A Forest, on ajoutera que, vraiment, la gauche en général et le PTB-PVDA en particulier ont progressé. «Il y a certes des dynamiques de coalitions spécifiques, en particulier en Région bruxelloise où, par exemple, le MR n’a pas obtenu les maïorats d’Ixelles et Anderlecht, alors qu’il aurait pu les décrocher. Dans le même temps, le PTB a connu une forte ascension, recadre Pascal Delwit. Deux éléments sont intervenus dans le chef du PS. Premièrement, il s’agissait de montrer au MR qu’on ne comptait pas immuniser partout les sièges du PTB. Deuxièmement, il y a eu une volonté de montrer à l’électorat de gauche qu’on tenait compte du message.»
Mons et Forest ont fait parler d’elles, suscitant logiquement l’indignation du centre et de la droite. «Mais je pense que durant la mandature à venir, la focale sera surtout placée sur Molenbeek, parce que c’est une commune que tout le monde regarde», ajoute le politologue. Là, une majorité PS-PTB serait très courte, si bien que la bourgmestre Catherine Moureaux s’est mise en quête d’un troisième partenaire, qui pourrait être la Team Fouad Ahidar, tout à fait demandeuse.
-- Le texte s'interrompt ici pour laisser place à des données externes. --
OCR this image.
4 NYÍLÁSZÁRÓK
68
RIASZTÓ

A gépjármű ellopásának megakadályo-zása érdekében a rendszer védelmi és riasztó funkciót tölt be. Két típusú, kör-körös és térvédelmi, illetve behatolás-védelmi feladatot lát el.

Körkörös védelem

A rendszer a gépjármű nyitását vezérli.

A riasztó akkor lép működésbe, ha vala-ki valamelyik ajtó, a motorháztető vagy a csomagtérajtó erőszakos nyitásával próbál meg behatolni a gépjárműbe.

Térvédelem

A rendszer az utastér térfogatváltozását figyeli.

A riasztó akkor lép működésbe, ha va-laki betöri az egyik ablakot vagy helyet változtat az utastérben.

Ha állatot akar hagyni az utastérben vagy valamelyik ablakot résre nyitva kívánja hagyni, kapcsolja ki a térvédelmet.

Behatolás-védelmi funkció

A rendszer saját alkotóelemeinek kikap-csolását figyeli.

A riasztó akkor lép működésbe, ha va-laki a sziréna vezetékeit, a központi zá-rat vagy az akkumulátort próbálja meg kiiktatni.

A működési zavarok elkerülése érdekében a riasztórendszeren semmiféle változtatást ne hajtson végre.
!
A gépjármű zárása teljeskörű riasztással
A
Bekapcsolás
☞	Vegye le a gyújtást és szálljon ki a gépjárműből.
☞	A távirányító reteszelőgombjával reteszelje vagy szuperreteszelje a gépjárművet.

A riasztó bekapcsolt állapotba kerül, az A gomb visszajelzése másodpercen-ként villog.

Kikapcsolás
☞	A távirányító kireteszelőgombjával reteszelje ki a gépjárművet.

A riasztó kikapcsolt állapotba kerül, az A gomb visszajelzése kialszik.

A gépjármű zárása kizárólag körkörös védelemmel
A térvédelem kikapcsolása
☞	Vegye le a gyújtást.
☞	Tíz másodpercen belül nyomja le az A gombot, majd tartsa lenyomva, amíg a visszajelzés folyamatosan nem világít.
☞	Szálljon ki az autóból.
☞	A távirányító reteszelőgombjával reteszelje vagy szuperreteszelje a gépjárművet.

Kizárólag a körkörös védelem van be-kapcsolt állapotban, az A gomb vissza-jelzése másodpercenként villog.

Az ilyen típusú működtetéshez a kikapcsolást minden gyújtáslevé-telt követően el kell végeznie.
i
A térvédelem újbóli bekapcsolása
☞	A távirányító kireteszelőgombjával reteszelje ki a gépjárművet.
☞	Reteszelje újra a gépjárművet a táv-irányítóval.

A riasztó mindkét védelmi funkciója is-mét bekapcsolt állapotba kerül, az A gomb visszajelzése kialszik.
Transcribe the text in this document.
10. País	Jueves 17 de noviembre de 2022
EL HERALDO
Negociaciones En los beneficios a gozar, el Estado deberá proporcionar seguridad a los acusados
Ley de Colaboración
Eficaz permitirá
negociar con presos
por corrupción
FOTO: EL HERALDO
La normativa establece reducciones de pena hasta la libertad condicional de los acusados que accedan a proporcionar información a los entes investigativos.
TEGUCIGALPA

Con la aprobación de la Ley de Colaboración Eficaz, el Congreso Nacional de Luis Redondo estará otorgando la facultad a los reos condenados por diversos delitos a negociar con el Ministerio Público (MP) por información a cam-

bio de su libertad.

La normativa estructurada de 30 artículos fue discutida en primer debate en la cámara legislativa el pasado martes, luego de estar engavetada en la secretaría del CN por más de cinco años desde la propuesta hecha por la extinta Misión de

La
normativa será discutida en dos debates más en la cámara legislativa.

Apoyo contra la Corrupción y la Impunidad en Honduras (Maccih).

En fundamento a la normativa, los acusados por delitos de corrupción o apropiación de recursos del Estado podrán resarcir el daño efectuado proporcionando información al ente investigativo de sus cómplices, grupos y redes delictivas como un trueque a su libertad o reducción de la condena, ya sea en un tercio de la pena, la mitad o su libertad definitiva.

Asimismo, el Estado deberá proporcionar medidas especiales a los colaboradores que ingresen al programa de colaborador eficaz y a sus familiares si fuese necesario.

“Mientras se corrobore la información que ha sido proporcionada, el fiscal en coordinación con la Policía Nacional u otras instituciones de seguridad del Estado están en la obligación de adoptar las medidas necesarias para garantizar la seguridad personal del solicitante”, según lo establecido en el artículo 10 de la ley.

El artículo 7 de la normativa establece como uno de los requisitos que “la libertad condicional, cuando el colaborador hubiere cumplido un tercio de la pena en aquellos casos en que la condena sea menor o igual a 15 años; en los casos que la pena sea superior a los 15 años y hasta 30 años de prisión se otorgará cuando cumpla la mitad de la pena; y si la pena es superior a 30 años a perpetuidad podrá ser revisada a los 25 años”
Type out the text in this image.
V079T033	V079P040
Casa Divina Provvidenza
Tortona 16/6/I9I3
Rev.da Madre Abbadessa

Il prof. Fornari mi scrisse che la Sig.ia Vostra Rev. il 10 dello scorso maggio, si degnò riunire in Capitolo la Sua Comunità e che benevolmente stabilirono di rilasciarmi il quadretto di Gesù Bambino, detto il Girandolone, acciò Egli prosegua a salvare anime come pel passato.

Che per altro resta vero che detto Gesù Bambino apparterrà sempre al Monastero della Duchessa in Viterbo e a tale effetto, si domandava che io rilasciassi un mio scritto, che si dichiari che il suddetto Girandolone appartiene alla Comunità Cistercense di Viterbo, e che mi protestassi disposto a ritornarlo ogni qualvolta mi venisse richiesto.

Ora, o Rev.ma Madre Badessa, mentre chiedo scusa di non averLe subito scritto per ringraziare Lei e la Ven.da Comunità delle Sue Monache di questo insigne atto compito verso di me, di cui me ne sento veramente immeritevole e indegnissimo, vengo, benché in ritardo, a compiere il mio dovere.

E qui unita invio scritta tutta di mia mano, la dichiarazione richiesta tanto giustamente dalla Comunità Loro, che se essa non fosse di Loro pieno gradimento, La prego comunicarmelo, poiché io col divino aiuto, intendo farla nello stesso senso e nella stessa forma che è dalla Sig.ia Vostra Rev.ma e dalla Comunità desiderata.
Ainsi en est-il de ces alliances déroutantes, que le suffrage universel a fait entrer dans le champ des possibles. Elles restent marginales, mais hautement clivantes. Personne ne les attendait, sauf peut-être au sein du PTB, qui fait désormais partie des cibles à abattre depuis les bancs de l’opposition. Qui l’eût cru.